When your mind seems to be putting effort in a particular direction, that means is that a tension is present, and it is driving the specificity of your thoughts. And because the thoughts that show up are more likely to be solutions related to the ongoing problem, they seem to be chosen, as though they came from yourself. They feel genuinely “you” — even though you don’t know where the thought, say of democracy, came from in that moment. You are willing to defend it because you wanted to do so when you originally made the connection in the past. On the other hand, when random thoughts appear that aren’t obvious solutions to ongoing problems, you are more inclined to say they came out of nowhere (i.e. not you).
Agency, then, is just your complete agreement with your automatic thoughts within the context of a problem. It’s worth remembering that the concept of agency, and the assertion that you have agency, is itself is a subsequent interpretation of your own mental events. As such it is a solution to its own problem — the problem being that people are insinuating you are an deterministic automaton. The solution is to look into your mind and recognize something you can call your “will”.
Earlier on, we said that the only remaining aspect of “free will”, namely the gap in our understanding of the mind, was the question of how your mind directs its focus and efforts, and what happens as a result. Here, we can finally close that gap, by connecting the tension that drives thinking with the thoughts that it elicits. When faced with a door and you need privacy, the reason you think of it being closed is because the sight of the door closing is what solved the problem the last time. When you focus your attention on something, the thoughts that occur to you are echoes of experiences that have served you well before. This even applies to logical reasoning and abstract deliberation, as in the example of democracy above. Your chain of thoughts — sometimes referred to as stream of consciousness — is a series of such “problem — focus — solution” loops, each adding a new thought (image or sound) onto the pile, and each thought, in turn causing new search loops.

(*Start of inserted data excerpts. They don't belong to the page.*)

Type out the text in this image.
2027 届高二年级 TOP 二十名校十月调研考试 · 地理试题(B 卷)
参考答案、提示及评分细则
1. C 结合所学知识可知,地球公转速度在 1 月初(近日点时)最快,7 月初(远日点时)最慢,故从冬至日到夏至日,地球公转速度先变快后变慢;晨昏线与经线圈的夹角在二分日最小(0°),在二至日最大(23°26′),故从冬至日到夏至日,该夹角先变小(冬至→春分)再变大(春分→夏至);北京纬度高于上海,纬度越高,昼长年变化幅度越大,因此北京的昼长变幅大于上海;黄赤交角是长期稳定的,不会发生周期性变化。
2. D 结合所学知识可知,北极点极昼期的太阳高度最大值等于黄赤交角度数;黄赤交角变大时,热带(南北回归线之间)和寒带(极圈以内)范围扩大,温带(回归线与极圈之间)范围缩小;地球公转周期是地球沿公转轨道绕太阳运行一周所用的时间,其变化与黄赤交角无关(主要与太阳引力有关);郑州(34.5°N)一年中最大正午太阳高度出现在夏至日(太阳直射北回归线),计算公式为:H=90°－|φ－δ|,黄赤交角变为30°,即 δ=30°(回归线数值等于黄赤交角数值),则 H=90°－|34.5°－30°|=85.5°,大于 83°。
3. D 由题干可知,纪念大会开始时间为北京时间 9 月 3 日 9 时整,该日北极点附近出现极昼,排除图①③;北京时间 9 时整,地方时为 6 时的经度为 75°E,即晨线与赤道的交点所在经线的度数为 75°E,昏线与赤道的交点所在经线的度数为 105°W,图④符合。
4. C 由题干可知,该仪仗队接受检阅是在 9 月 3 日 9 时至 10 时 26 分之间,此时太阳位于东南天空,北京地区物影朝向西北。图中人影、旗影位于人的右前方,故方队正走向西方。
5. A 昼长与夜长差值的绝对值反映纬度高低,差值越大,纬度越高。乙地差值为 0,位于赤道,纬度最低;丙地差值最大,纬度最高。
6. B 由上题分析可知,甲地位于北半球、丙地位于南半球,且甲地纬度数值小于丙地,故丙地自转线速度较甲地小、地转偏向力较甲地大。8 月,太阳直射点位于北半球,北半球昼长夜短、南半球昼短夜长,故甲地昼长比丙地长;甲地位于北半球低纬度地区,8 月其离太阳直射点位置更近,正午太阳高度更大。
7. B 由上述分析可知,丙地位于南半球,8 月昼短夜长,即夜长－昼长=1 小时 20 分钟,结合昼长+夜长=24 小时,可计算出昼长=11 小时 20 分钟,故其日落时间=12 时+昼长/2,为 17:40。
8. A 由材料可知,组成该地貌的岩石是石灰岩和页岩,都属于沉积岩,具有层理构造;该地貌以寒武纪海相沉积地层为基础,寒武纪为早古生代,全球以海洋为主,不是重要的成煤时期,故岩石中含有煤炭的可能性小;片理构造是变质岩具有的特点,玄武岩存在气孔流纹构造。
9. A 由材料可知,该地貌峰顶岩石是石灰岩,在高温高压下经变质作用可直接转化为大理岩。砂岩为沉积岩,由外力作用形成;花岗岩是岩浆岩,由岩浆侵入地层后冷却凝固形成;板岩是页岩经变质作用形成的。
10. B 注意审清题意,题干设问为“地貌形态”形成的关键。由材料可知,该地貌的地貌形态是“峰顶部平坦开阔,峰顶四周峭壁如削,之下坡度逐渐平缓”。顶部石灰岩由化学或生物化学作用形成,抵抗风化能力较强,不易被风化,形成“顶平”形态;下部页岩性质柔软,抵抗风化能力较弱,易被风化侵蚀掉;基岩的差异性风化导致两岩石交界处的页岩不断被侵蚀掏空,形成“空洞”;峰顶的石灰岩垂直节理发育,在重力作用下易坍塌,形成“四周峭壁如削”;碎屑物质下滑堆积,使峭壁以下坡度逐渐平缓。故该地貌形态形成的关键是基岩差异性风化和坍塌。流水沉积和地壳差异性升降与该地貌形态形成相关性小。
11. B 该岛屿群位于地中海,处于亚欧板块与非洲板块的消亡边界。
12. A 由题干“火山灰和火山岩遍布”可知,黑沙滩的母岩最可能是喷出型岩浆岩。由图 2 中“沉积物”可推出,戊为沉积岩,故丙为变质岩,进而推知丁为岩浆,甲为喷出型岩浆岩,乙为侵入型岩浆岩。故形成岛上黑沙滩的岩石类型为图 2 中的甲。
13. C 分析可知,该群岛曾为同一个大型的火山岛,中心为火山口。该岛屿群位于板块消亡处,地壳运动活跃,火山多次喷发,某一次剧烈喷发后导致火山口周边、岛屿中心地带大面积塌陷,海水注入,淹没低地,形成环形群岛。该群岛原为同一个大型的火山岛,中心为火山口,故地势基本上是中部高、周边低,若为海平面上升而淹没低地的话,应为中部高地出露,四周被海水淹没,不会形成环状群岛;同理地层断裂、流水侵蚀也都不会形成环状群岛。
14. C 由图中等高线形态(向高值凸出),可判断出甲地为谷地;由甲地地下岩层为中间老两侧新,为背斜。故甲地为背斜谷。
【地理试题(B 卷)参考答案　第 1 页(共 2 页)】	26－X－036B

The next post will address some of the remaining questions around thinking; specifically, how this model of thinking and physical actions are more efficient than standard approaches to learning to deal with a chaotic world. We are finally getting to a point where we can start formalizing all this into usable structures and code.
Next post: How AI can survive outside the lab
¹ The one exception in Machine Learning. AI, however, is a broad field.
² Reasoning and logic are included under thinking here, but since reasoning is a manipulation of thoughts, it is therefore a cause of new thoughts; and so it is part of the unseen and uncontrollable aspect of thinking. For example, people who are well-trained in formal logic would have different thoughts appear in their mind than those who aren’t. Yet both wouldn’t fully understand where their respective thoughts came from.